For 8086 it is possible to override the segment of the source index SI in order to use ES instead of DS. In a book (the old Scanlon) I found:
LEA SI,ES:HERE
LEA DI,ES:THERE
MOVSB
As LEA retrieves just the OFFSET of a memory address (16 bits for the 8086), how MOVSB knows that SI refers to the ES segment and not the DS segment? Is LEA changing the default segment for SI? I have not read anything about that in the many pages and manuals I found.

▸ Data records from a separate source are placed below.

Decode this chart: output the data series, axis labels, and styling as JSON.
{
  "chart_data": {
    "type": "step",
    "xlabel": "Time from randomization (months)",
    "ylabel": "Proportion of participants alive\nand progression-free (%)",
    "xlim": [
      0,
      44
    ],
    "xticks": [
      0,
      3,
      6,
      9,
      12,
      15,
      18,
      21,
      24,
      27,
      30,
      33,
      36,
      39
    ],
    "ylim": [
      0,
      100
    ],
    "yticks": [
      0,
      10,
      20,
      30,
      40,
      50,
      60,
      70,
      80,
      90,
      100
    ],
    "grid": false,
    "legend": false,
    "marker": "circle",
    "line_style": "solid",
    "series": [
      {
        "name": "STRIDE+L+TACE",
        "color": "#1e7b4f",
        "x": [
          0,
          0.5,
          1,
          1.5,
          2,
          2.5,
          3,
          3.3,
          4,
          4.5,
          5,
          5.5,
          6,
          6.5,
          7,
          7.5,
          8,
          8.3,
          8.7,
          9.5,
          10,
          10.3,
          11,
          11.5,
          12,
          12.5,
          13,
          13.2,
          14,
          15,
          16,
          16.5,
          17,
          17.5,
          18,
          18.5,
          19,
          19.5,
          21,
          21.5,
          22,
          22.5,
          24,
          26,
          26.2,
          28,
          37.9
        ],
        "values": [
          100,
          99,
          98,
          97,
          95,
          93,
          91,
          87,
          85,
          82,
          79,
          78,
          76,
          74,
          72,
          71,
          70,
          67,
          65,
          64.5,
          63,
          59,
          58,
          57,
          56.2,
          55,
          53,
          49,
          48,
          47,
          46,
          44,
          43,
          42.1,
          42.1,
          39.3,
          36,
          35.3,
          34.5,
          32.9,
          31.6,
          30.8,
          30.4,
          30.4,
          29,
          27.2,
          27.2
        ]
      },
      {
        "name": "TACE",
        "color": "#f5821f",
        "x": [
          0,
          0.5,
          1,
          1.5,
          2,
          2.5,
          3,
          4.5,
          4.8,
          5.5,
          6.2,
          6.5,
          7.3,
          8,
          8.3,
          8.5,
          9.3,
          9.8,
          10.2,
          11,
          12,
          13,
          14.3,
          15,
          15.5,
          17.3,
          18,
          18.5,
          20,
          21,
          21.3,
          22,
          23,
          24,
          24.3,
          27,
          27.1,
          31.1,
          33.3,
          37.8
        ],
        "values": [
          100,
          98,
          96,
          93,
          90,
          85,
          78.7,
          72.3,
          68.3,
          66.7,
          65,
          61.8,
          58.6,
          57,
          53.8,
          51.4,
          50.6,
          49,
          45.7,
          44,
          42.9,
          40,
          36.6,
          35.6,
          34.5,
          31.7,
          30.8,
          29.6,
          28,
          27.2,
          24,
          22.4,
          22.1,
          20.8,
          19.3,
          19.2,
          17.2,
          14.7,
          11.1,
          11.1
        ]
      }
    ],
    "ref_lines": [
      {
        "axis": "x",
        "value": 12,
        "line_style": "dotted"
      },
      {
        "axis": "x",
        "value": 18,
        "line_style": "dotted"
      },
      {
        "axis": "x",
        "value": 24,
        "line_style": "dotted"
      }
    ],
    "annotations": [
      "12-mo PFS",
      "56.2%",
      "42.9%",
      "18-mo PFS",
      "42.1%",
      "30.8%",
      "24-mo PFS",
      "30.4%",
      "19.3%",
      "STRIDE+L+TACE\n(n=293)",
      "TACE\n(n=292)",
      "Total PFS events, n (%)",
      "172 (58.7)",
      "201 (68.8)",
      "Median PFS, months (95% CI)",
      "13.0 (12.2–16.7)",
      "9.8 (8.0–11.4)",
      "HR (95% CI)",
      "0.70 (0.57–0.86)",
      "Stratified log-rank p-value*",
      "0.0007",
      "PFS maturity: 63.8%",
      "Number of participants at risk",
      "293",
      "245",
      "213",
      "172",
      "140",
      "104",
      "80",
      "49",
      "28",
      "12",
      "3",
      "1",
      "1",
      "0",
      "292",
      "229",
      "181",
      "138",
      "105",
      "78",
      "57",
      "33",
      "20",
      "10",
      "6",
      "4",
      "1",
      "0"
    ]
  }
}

CodePudding user response:
That code looks wrong. Without a segment override prefix, movsb will use DS:SI and ES:DI always. Unless you have to worry about errata of ancient processors you can make this code work by giving a segment override prefix to movsb. es:MOVSB will tell it to use ES:SI rather than DS:SI. movsb always copies to ES:DI; no segment override prefix will change it.
The code could actually be right if DS is guaranteed to equal ES at this location. The old assemblers had their own ides of things and sometimes funny segment overrides had to be used to keep the assembler happy.
CodePudding user response:
I have installed a MASM6.11 in a DOSBOX and did some experiments. Here is the memory map pf the data segments:
0000 dseg segment para public 'data'
0000 41 42 43 44 src db 'ABCD'
0004 dseg ends
0000 eseg segment para public 'data'
0000 5A 5A 5A 5A dummy db 'ZZZZ'
0004 31 32 33 34 dst db '1234'
0008 eseg ends
0000 cseg segment para public 'code'
assume cs:cseg, ds:dseg, es:eseg
The results are that the code:
LEA SI,ES:HERE
LEA DI,ES:THERE
MOVSB
is wrong: the segments are not considered at all, it copies from DS to ES in any case (OP-CODE is A4):
8D 36 0000 R
8D 3E 0004 R
A4
In order to achieve a copy from ES to ES you write:
LEA SI,ES:HERE
LEA DI,ES:THERE
MOVS ES:THERE, ES:HERE
which translates to:
8D 36 0000 R
8D 3E 0004 R
26: A4
Syntaxes ES MOVSB and ES:MOVSB I read in the answers do not work with MASM 6.11 (but they actually corresponds to what it is translated to: 26 is the code for ES).